How do you measure the importance of social media for your cause?
Many organizations are on social media because they “have to be.” But building a social media audience should not be a goal for its own sake. Social media should drive action, and action comes from emotionally invested and engaged fans.
One of our clients’ social media audiences is made up of millennials 18-35, predominantly women, who are interested in diamonds. Every month we ask that audience to read a story about diamond production’s positive impact in the world. Thousands of our audience members click away from their “entertainment zone” on social media to spend an average of five minutes reading about diamonds doing good. Create a dialog with your audience, curate its members, and cultivate interest: then they’ll respond to your call to action.
Driving real-world actions is possible, but it isn’t guesswork. Create a strategy based on who you want to reach and what actions you want them to take. Just like our diamond client — they know they want millennials, because young people are still the most likely to get married and spend on a diamond. The action they are driving is web clickthroughs to their articles, people reading their deeper content, forming ideas, and sharing the messages.

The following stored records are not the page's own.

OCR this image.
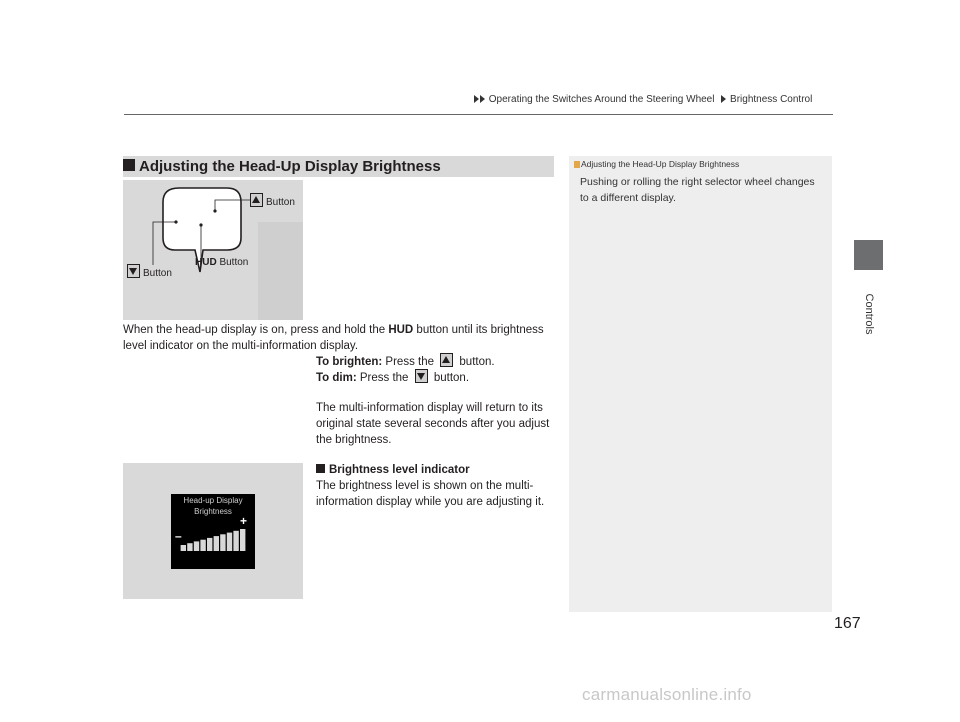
Operating the Switches Around the Steering Wheel Brightness Control
Controls
Adjusting the Head-Up Display Brightness
Button
HUD Button
Button
When the head-up display is on, press and hold the HUD button until its brightness level indicator on the multi-information display.
To brighten: Press the button.
To dim: Press the button.
The multi-information display will return to its original state several seconds after you adjust the brightness.
Brightness level indicator
The brightness level is shown on the multi-information display while you are adjusting it.
Head-up Display
Brightness
+
–
Adjusting the Head-Up Display Brightness
Pushing or rolling the right selector wheel changes to a different display.
167
carmanualsonline.info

One of my favorite lines is that you should have emotional content and soulless strategy. Hook your audience by the heart with a good story and direct their energy with an “ask.” Disciplined strategy and great story turns the ‘necessity’ of social media presence into an action engine that drives leads, event participation, donations, or systemic advocacy.
Ask your audience to take real-world action for your cause. Real results should be your core measurement of success. Look for outcomes like leads, email sign-ups, donations, event sign-ups, volunteer sign-ups, website traffic, and whatever else you most want to ask your fans to do. The traditional metrics like reach and engagement are health indicators for your audience, but the audience itself is a means to an end.
Good story and disciplined strategy produce real results. Measure them as your key performance indicator.